Roy and the Avalanche had a different interpretation.
"He turned his hand to put it in the right direction. He also made a forward motion," Roy said. "It is toug not to win. It is just the person upstairs didn't make the right call. That's all."
The Avalanche, who had a goal wrongly disallowed by the same officiating crew two days ago, were forced to settle for their second straight disputed tie. They gave up a goal in the final three minutes against Tampa Bay on Monday.
"I am sure they wanted to make the right call," Colorado captain Joe Sakic said. "On Monday it was pretty obvious that someone in charge upstairs didn't know what he was doing."
After Gagne's goal, Philadelphia had a power play for the final 1:14 of overtime, but could not capitalize against Roy, who finished with 28 saves. It still left the Flyers satisfied after arriving in Denver at about 3 a.m. because of a flight delay out of Nashville on Tuesday.

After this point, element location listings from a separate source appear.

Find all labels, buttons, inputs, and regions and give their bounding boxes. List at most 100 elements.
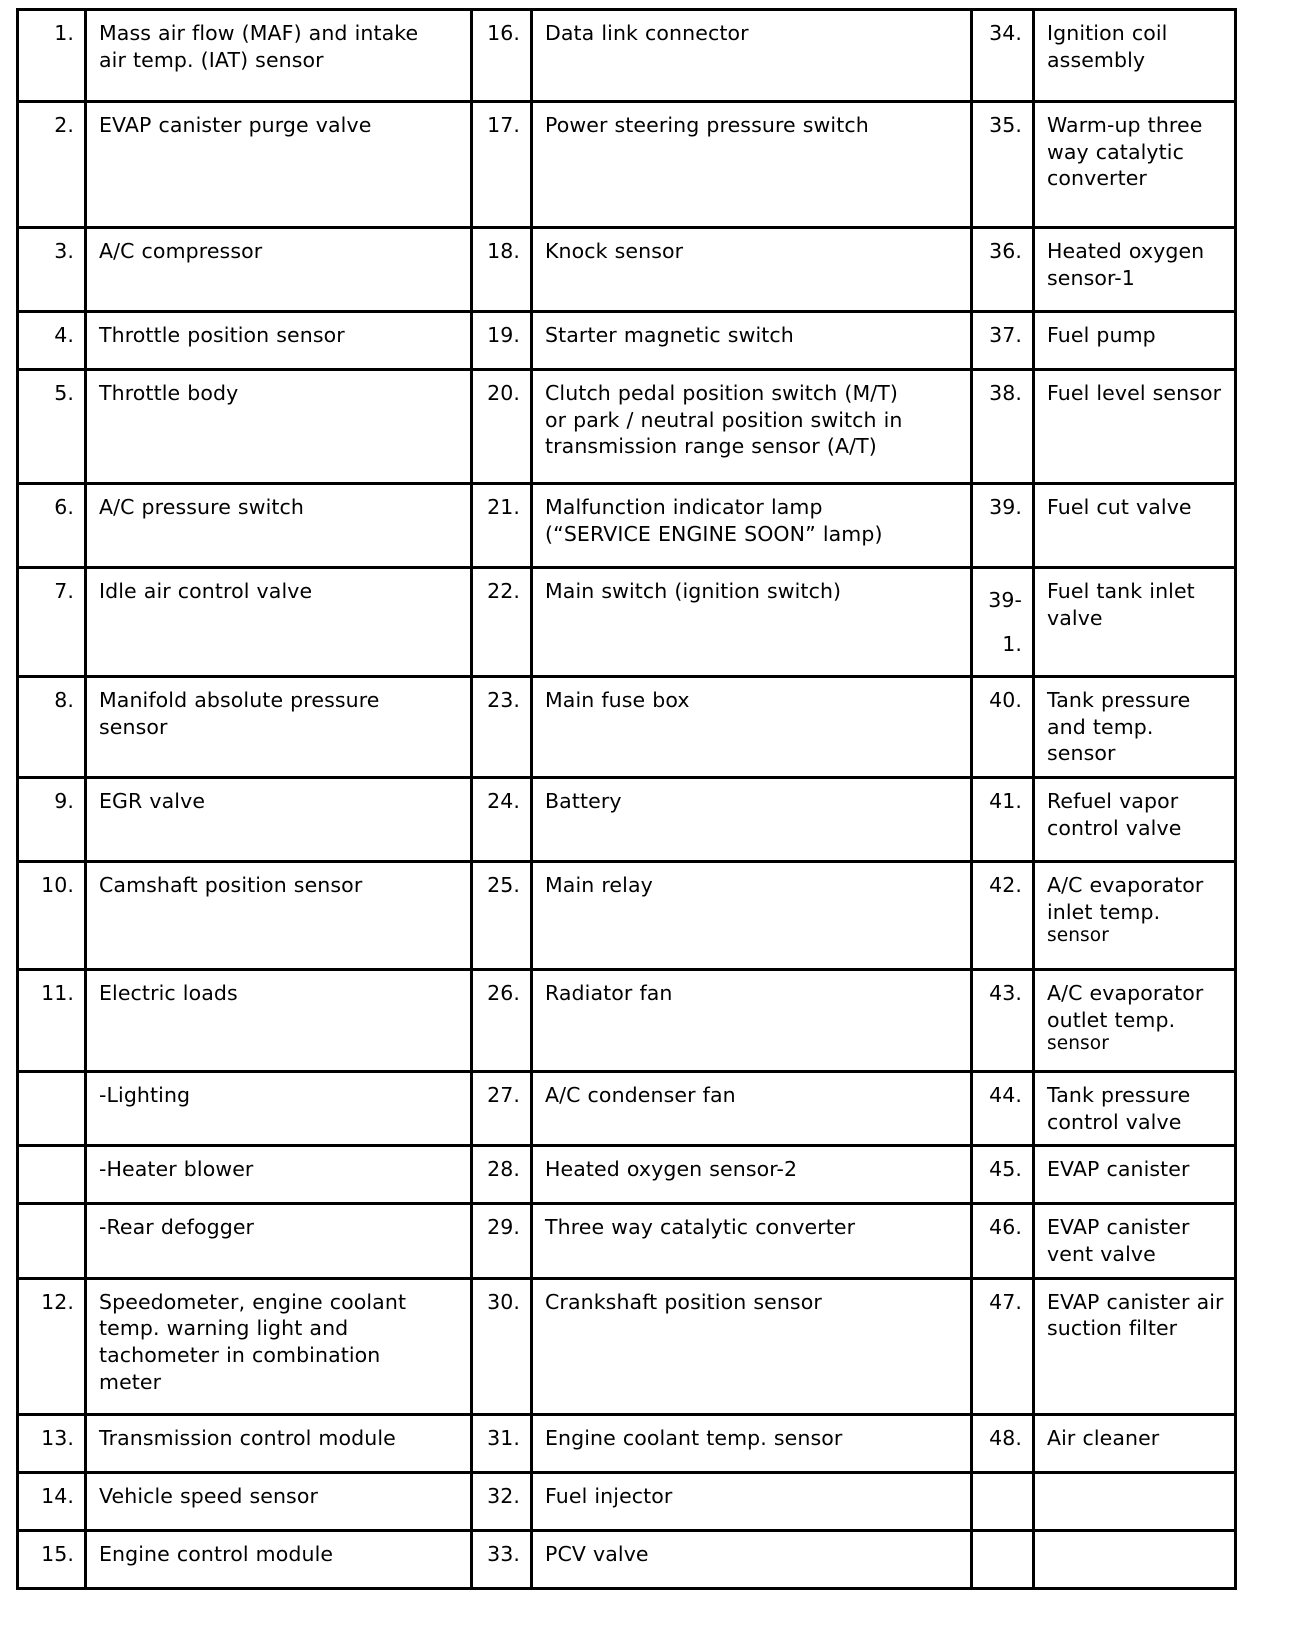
legend-text-line: EVAP canister xyxy=(1047,1157,1190,1182)
legend-text-line: or park / neutral position switch in xyxy=(545,407,903,432)
legend-item-text: Vehicle speed sensor xyxy=(84,1470,473,1532)
legend-text-line: Fuel injector xyxy=(545,1483,673,1508)
legend-number-line: 42. xyxy=(989,873,1022,898)
legend-number-line: 25. xyxy=(487,873,520,898)
legend-text-line: Warm-up three xyxy=(1047,113,1203,137)
table-row: -Heater blower 28. Heated oxygen sensor-2 4… xyxy=(16,1144,1237,1206)
legend-item-text: Fuel level sensor xyxy=(1032,368,1237,485)
legend-item-text: Warm-up three way catalytic converter xyxy=(1032,100,1237,229)
legend-text-line: Battery xyxy=(545,789,622,814)
legend-text-line: way catalytic xyxy=(1047,139,1184,164)
legend-text-line: Refuel vapor xyxy=(1047,789,1179,814)
legend-item-number: 32. xyxy=(470,1470,533,1532)
legend-item-number: 3. xyxy=(16,226,87,313)
legend-text-line: Three way catalytic converter xyxy=(545,1215,856,1240)
legend-item-text: -Heater blower xyxy=(84,1144,473,1206)
legend-text-line: Fuel tank inlet xyxy=(1047,579,1195,603)
legend-text-line: Tank pressure xyxy=(1047,1083,1191,1108)
legend-item-text: A/C pressure switch xyxy=(84,482,473,569)
legend-item-text: Refuel vapor control valve xyxy=(1032,776,1237,864)
legend-item-text: Throttle body xyxy=(84,368,473,485)
table-row: 11. Electric loads 26. Radiator fan 43. A/C e… xyxy=(16,968,1237,1074)
legend-number-line: 22. xyxy=(487,579,520,603)
legend-text-line: Heated oxygen sensor-2 xyxy=(545,1157,798,1182)
legend-item-number: 23. xyxy=(470,675,533,780)
legend-item-number: 27. xyxy=(470,1070,533,1148)
legend-text-line: Data link connector xyxy=(545,21,749,45)
legend-text-line: vent valve xyxy=(1047,1241,1156,1266)
legend-item-text: Manifold absolute pressure sensor xyxy=(84,675,473,780)
legend-text-line: sensor xyxy=(99,714,168,739)
empty-cell xyxy=(1032,1528,1237,1590)
legend-text-line: Power steering pressure switch xyxy=(545,113,869,137)
legend-number-line: 43. xyxy=(989,981,1022,1006)
legend-text-line: A/C pressure switch xyxy=(99,495,304,519)
table-row: 9. EGR valve 24. Battery 41. Refuel vapor cont… xyxy=(16,776,1237,864)
table-row: 14. Vehicle speed sensor 32. Fuel injector xyxy=(16,1470,1237,1532)
table-row: 5. Throttle body 20. Clutch pedal position … xyxy=(16,368,1237,485)
legend-number-line: 1. xyxy=(1002,632,1022,657)
legend-text-line: Fuel pump xyxy=(1047,323,1156,347)
legend-item-text: Mass air flow (MAF) and intake air temp. … xyxy=(84,8,473,103)
legend-text-line: temp. warning light and xyxy=(99,1316,349,1341)
legend-item-number: 41. xyxy=(970,776,1035,864)
legend-text-line: Main switch (ignition switch) xyxy=(545,579,842,603)
legend-item-text: Heated oxygen sensor-1 xyxy=(1032,226,1237,313)
legend-text-line: PCV valve xyxy=(545,1541,649,1566)
legend-item-text: Fuel cut valve xyxy=(1032,482,1237,569)
legend-number-line: 9. xyxy=(54,789,74,814)
legend-number-line: 27. xyxy=(487,1083,520,1108)
legend-text-line: -Lighting xyxy=(99,1083,191,1108)
legend-item-number: 14. xyxy=(16,1470,87,1532)
table-row: 7. Idle air control valve 22. Main switch (… xyxy=(16,565,1237,679)
table-row: -Lighting 27. A/C condenser fan 44. Tank pre… xyxy=(16,1070,1237,1148)
legend-item-text: Camshaft position sensor xyxy=(84,860,473,972)
legend-item-text: Fuel injector xyxy=(530,1470,973,1532)
legend-number-line: 24. xyxy=(487,789,520,814)
legend-item-text: Engine control module xyxy=(84,1528,473,1590)
legend-number-line: 2. xyxy=(54,113,74,137)
legend-number-line: 4. xyxy=(54,323,74,347)
empty-cell xyxy=(1032,1470,1237,1532)
legend-item-number: 8. xyxy=(16,675,87,780)
legend-text-line-small: sensor xyxy=(1047,1033,1109,1055)
legend-item-text: Data link connector xyxy=(530,8,973,103)
legend-item-number: 9. xyxy=(16,776,87,864)
legend-item-text: -Lighting xyxy=(84,1070,473,1148)
legend-text-line: A/C evaporator xyxy=(1047,873,1204,898)
legend-item-number: 48. xyxy=(970,1412,1035,1474)
empty-cell xyxy=(970,1528,1035,1590)
legend-number-line: 3. xyxy=(54,239,74,263)
legend-text-line: A/C compressor xyxy=(99,239,263,263)
legend-number-line: 19. xyxy=(487,323,520,347)
legend-text-line: Crankshaft position sensor xyxy=(545,1289,822,1314)
legend-number-line: 33. xyxy=(487,1541,520,1566)
legend-number-line: 45. xyxy=(989,1157,1022,1182)
legend-text-line: EVAP canister xyxy=(1047,1215,1190,1240)
legend-number-line: 41. xyxy=(989,789,1022,814)
legend-number-line: 6. xyxy=(54,495,74,519)
legend-text-line: Starter magnetic switch xyxy=(545,323,794,347)
legend-item-number: 4. xyxy=(16,310,87,371)
legend-item-number: 16. xyxy=(470,8,533,103)
legend-item-number: 36. xyxy=(970,226,1035,313)
legend-item-text: Heated oxygen sensor-2 xyxy=(530,1144,973,1206)
legend-number-line: 46. xyxy=(989,1215,1022,1240)
legend-text-line: Malfunction indicator lamp xyxy=(545,495,823,519)
legend-item-text: Ignition coil assembly xyxy=(1032,8,1237,103)
legend-text-line-small: sensor xyxy=(1047,925,1109,947)
legend-item-text: Main fuse box xyxy=(530,675,973,780)
legend-item-text: EVAP canister xyxy=(1032,1144,1237,1206)
legend-item-text: Fuel tank inlet valve xyxy=(1032,565,1237,679)
table-row: 10. Camshaft position sensor 25. Main relay… xyxy=(16,860,1237,972)
legend-item-text: Tank pressure and temp. sensor xyxy=(1032,675,1237,780)
legend-number-line: 18. xyxy=(487,239,520,263)
legend-number-line: 40. xyxy=(989,688,1022,713)
legend-item-text: Engine coolant temp. sensor xyxy=(530,1412,973,1474)
legend-item-number: 12. xyxy=(16,1276,87,1416)
legend-text-line: and temp. sensor xyxy=(1047,714,1154,766)
legend-number-line: 13. xyxy=(41,1425,74,1450)
legend-text-line: Clutch pedal position switch (M/T) xyxy=(545,381,899,405)
component-legend-table: 1. Mass air flow (MAF) and intake air temp… xyxy=(16,8,1237,1590)
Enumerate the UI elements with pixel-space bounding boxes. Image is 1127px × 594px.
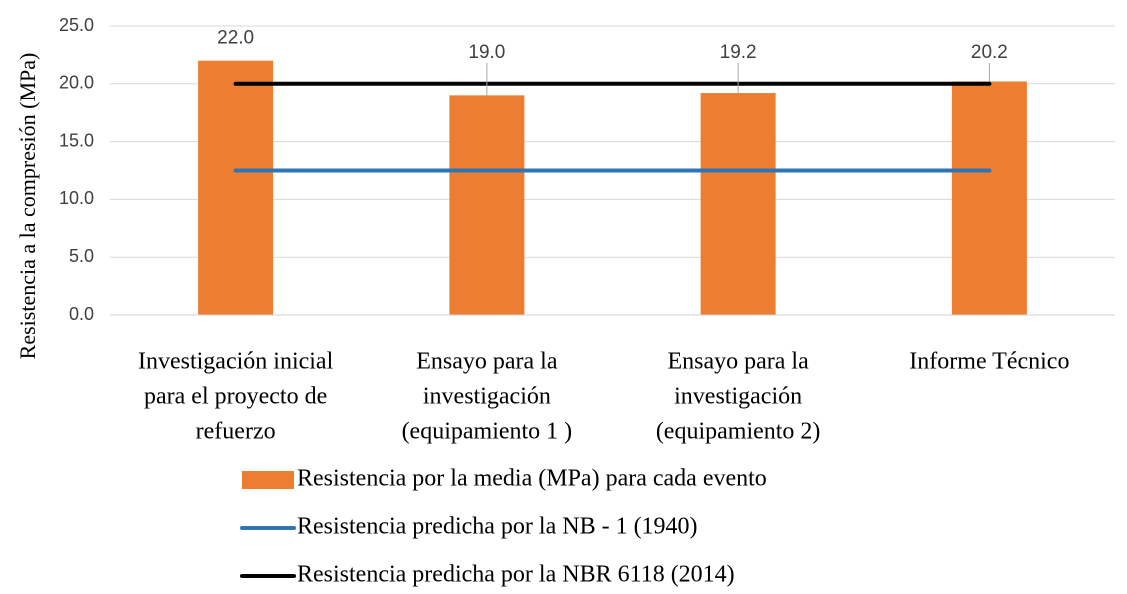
bar [449, 95, 525, 315]
x-category-label: investigación [423, 384, 551, 410]
y-axis-ticks: 0.0 5.0 10.0 15.0 20.0 25.0 [59, 15, 94, 324]
x-category-label: investigación [674, 384, 802, 410]
y-tick-label: 0.0 [69, 304, 94, 324]
y-tick-label: 10.0 [59, 188, 94, 208]
legend-label: Resistencia predicha por la NBR 6118 (20… [297, 562, 735, 588]
y-tick-label: 25.0 [59, 15, 94, 35]
y-tick-label: 20.0 [59, 73, 94, 93]
data-labels: 22.0 19.0 19.2 20.2 [217, 28, 1008, 96]
bars [198, 60, 1027, 316]
legend: Resistencia por la media (MPa) para cada… [240, 466, 767, 588]
data-label: 20.2 [971, 42, 1008, 63]
bar [198, 60, 274, 316]
x-category-label: Ensayo para la [667, 349, 809, 375]
bar [700, 93, 776, 315]
x-axis-categories: Investigación inicial para el proyecto de… [138, 349, 1069, 445]
x-category-label: (equipamiento 1 ) [402, 419, 573, 445]
y-tick-label: 5.0 [69, 246, 94, 266]
legend-label: Resistencia por la media (MPa) para cada… [297, 466, 767, 492]
data-label: 19.0 [468, 42, 505, 63]
legend-label: Resistencia predicha por la NB - 1 (1940… [297, 514, 698, 540]
bar [951, 81, 1027, 315]
data-label: 19.2 [720, 42, 757, 63]
x-category-label: Informe Técnico [909, 349, 1069, 375]
reference-lines [233, 81, 992, 173]
data-label: 22.0 [217, 28, 254, 49]
x-category-label: refuerzo [196, 419, 276, 445]
x-category-label: Investigación inicial [138, 349, 334, 375]
legend-swatch [242, 471, 294, 489]
x-category-label: (equipamiento 2) [656, 419, 821, 445]
y-axis-title: Resistencia a la compresión (MPa) [15, 53, 40, 360]
x-category-label: para el proyecto de [144, 384, 327, 410]
x-category-label: Ensayo para la [416, 349, 558, 375]
y-tick-label: 15.0 [59, 130, 94, 150]
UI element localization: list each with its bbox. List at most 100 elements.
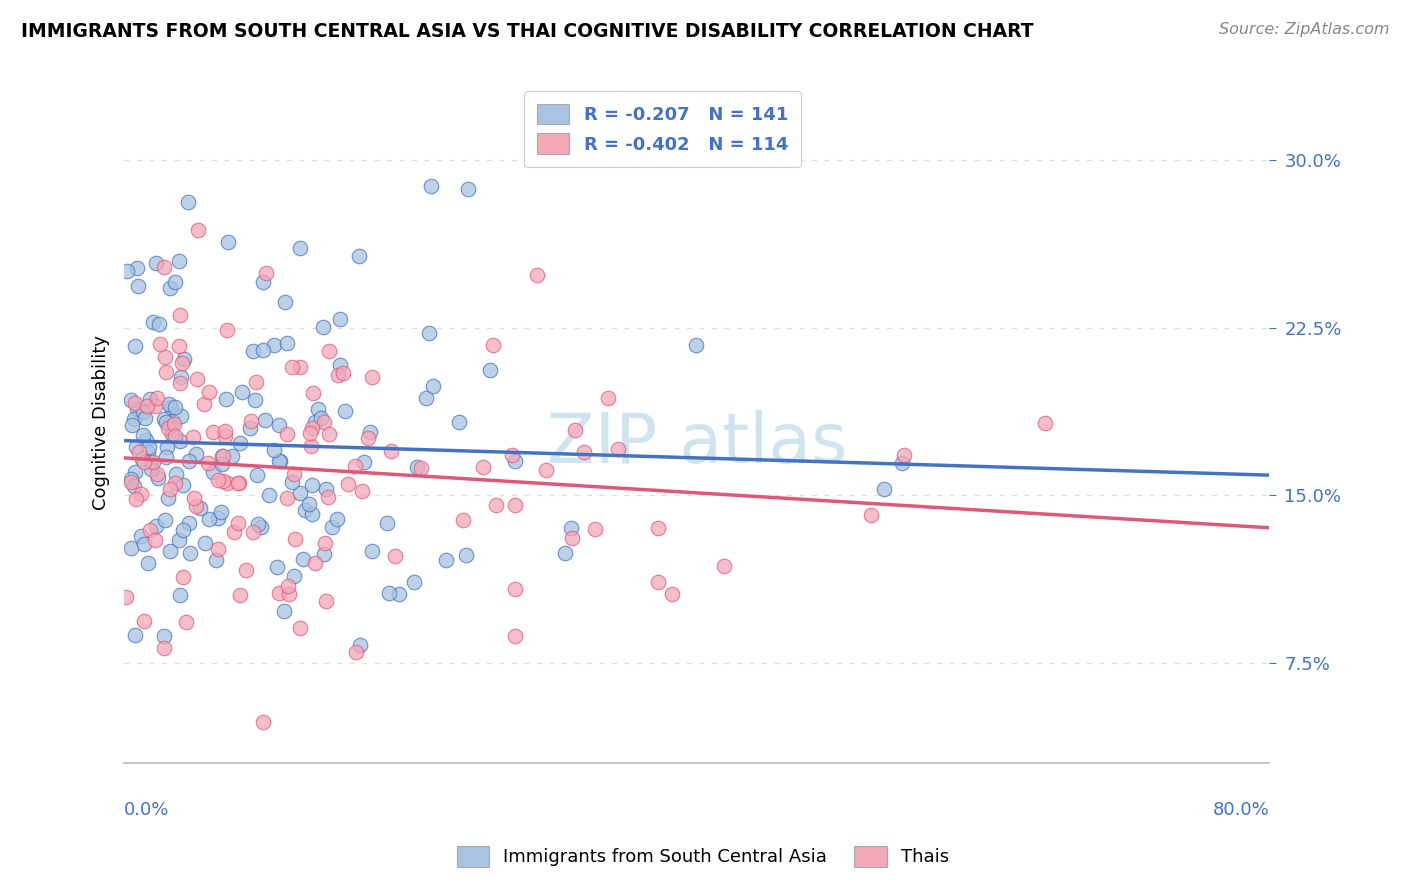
Point (127, 279, 149, 293)
Point (350, 484, 373, 499)
Point (318, 427, 340, 442)
Point (142, 315, 165, 329)
Point (211, 450, 233, 464)
Point (420, 179, 443, 194)
Point (257, 488, 280, 502)
Point (298, 497, 321, 511)
Point (172, 477, 194, 491)
Point (503, 454, 526, 468)
Point (404, 574, 426, 589)
Point (384, 549, 406, 563)
Point (197, 385, 219, 400)
Point (184, 499, 207, 513)
Point (146, 391, 169, 405)
Point (318, 490, 340, 504)
Point (554, 546, 576, 560)
Point (153, 629, 176, 643)
Point (277, 578, 299, 592)
Point (572, 445, 595, 459)
Point (273, 604, 295, 618)
Point (418, 326, 440, 341)
Point (269, 418, 291, 433)
Point (156, 491, 179, 505)
Point (240, 414, 263, 428)
Point (198, 512, 221, 526)
Text: ZIP atlas: ZIP atlas (547, 409, 846, 476)
Point (301, 439, 323, 453)
Point (447, 416, 470, 430)
Point (478, 363, 501, 377)
Point (124, 478, 146, 492)
Point (124, 339, 146, 353)
Point (153, 412, 176, 426)
Point (269, 586, 291, 600)
Point (127, 260, 149, 275)
Point (155, 415, 177, 429)
Point (188, 500, 211, 515)
Point (120, 475, 142, 489)
Point (132, 427, 155, 442)
Point (142, 454, 165, 468)
Text: IMMIGRANTS FROM SOUTH CENTRAL ASIA VS THAI COGNITIVE DISABILITY CORRELATION CHAR: IMMIGRANTS FROM SOUTH CENTRAL ASIA VS TH… (21, 22, 1033, 41)
Point (314, 536, 336, 550)
Point (156, 441, 179, 455)
Y-axis label: Cognitive Disability: Cognitive Disability (93, 335, 110, 510)
Point (859, 508, 882, 522)
Point (501, 448, 523, 462)
Point (276, 491, 298, 506)
Point (149, 337, 172, 351)
Point (169, 587, 191, 601)
Point (169, 434, 191, 449)
Point (153, 350, 176, 364)
Point (485, 498, 508, 512)
Point (304, 415, 326, 429)
Point (155, 450, 177, 465)
Point (205, 553, 228, 567)
Point (252, 275, 274, 289)
Point (148, 471, 170, 485)
Point (314, 415, 336, 429)
Point (160, 400, 183, 414)
Point (281, 475, 304, 490)
Point (326, 511, 349, 525)
Point (409, 461, 432, 475)
Point (173, 352, 195, 367)
Point (169, 338, 191, 352)
Point (214, 424, 236, 438)
Point (159, 544, 181, 558)
Point (564, 423, 586, 437)
Point (685, 337, 707, 351)
Point (124, 411, 146, 425)
Point (186, 447, 208, 461)
Point (172, 570, 194, 584)
Point (288, 241, 311, 255)
Point (299, 426, 322, 441)
Point (457, 182, 479, 196)
Point (288, 621, 311, 635)
Point (207, 473, 229, 487)
Point (163, 417, 186, 431)
Point (134, 537, 156, 551)
Point (120, 541, 142, 555)
Point (307, 402, 329, 417)
Point (361, 544, 384, 558)
Point (228, 588, 250, 602)
Point (159, 483, 181, 497)
Point (120, 393, 142, 408)
Point (228, 475, 250, 490)
Point (503, 582, 526, 596)
Point (333, 404, 356, 418)
Point (252, 715, 274, 730)
Point (451, 513, 474, 527)
Point (128, 445, 150, 459)
Point (375, 516, 398, 531)
Point (132, 454, 155, 468)
Point (152, 260, 174, 274)
Point (647, 521, 669, 535)
Point (115, 590, 138, 604)
Point (131, 452, 153, 467)
Point (301, 507, 323, 521)
Point (224, 524, 246, 539)
Point (344, 458, 367, 473)
Point (134, 410, 156, 425)
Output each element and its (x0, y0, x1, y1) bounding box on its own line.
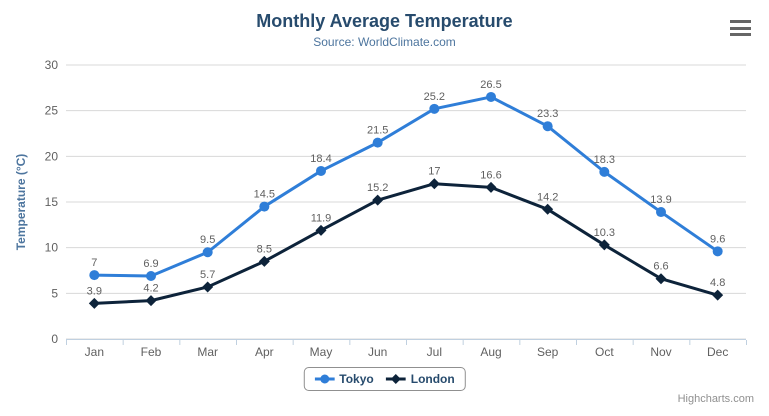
point-london-oct[interactable] (598, 239, 610, 251)
y-axis-label: 20 (45, 149, 59, 163)
legend-label-tokyo: Tokyo (339, 372, 374, 386)
data-label-london-jun: 15.2 (367, 182, 388, 194)
legend-marker-shape (319, 374, 329, 384)
chart-title: Monthly Average Temperature (256, 11, 513, 31)
x-axis-label-sep: Sep (537, 345, 559, 359)
data-label-london-nov: 6.6 (653, 261, 668, 273)
data-label-tokyo-jun: 21.5 (367, 125, 388, 137)
x-axis-label-jan: Jan (85, 345, 104, 359)
y-axis-label: 5 (51, 286, 58, 300)
legend: Tokyo London (303, 367, 466, 391)
point-tokyo-may[interactable] (316, 165, 326, 176)
x-axis-label-mar: Mar (197, 345, 218, 359)
point-london-mar[interactable] (202, 281, 214, 293)
point-tokyo-aug[interactable] (486, 91, 496, 102)
x-axis-label-may: May (310, 345, 333, 359)
point-tokyo-jun[interactable] (372, 137, 383, 148)
legend-item-tokyo[interactable]: Tokyo (314, 372, 374, 386)
point-london-may[interactable] (315, 224, 327, 236)
x-axis-label-oct: Oct (595, 345, 614, 359)
x-axis-label-jun: Jun (368, 345, 387, 359)
point-london-aug[interactable] (485, 181, 497, 193)
legend-marker-circle-icon (314, 374, 335, 384)
x-axis-label-nov: Nov (650, 345, 671, 359)
data-label-london-feb: 4.2 (143, 283, 158, 295)
point-london-jan[interactable] (88, 297, 100, 309)
data-label-tokyo-may: 18.4 (310, 153, 331, 165)
y-axis-title: Temperature (°C) (14, 154, 28, 251)
point-tokyo-dec[interactable] (712, 246, 723, 257)
data-label-tokyo-jul: 25.2 (424, 91, 445, 103)
hamburger-icon (730, 26, 751, 30)
data-label-tokyo-aug: 26.5 (480, 79, 501, 91)
legend-marker-shape (390, 374, 401, 384)
y-axis-label: 15 (45, 195, 59, 209)
x-axis-label-aug: Aug (480, 345, 501, 359)
data-label-tokyo-jan: 7 (91, 257, 97, 269)
hamburger-icon (730, 33, 751, 36)
point-tokyo-sep[interactable] (542, 121, 553, 132)
series-line-london[interactable] (92, 182, 720, 305)
x-axis-label-feb: Feb (141, 345, 162, 359)
x-axis-label-apr: Apr (255, 345, 274, 359)
data-label-london-sep: 14.2 (537, 191, 558, 203)
point-london-feb[interactable] (145, 295, 157, 307)
point-tokyo-jan[interactable] (89, 270, 100, 281)
point-london-jul[interactable] (428, 178, 440, 190)
credits-link[interactable]: Highcharts.com (677, 393, 754, 405)
point-tokyo-feb[interactable] (146, 270, 156, 281)
data-label-tokyo-sep: 23.3 (537, 108, 558, 120)
point-london-jun[interactable] (372, 194, 384, 206)
point-tokyo-mar[interactable] (202, 247, 213, 258)
data-label-london-apr: 8.5 (257, 243, 272, 255)
point-london-nov[interactable] (655, 273, 667, 285)
point-london-sep[interactable] (542, 203, 554, 215)
hamburger-icon (730, 20, 751, 23)
data-label-london-jan: 3.9 (87, 285, 102, 297)
legend-item-london[interactable]: London (385, 372, 455, 386)
point-tokyo-jul[interactable] (429, 103, 440, 114)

"I couldn't be any happier and I expressed that to them," said coach Bill Barber, 1-0-2 since taking over for Craig Ramsay, who was fired on Sunday. "I think it's important that they know. It's very enjoyable to coach and watch a team play that hard."
Milan Hejduk gave Colorado a 3-2 lead midway through the third when he scored on his own rebound. Defensemen Greg de Vries and Eric Messier added unlikely goals to help the Avalanche extend their home unbeaten streak to 11 games (8-0-3).
Eric Desjardins and Jason Williams also scored for Philadelphia, and Daymond Langkow had three assists.
Philadelphia, seeking its first road victory over Colorado since October 1993, led briefly in the third period after Williams beat Roy on a slap shot from the right circle.
The advantage lasted only 26 seconds as the Avalanche tied it at 2 on Messier's backhand shot that slipped past Philadelphia goalie Brian Boucher. It was Messier's second goal of the season and his first since Nov. 9.
A four-minute high-sticking penalty on Flyers captain Kevin Stevens at 10:37 set up Hejduk's go-ahead goal as the Avalanche capitalized just 65 seconds later.
Colorado has the NHL's third-best power play, while the Flyers rank last in the league in killing penalties. The Avalanche finished 1-for-5 with the man-advantage.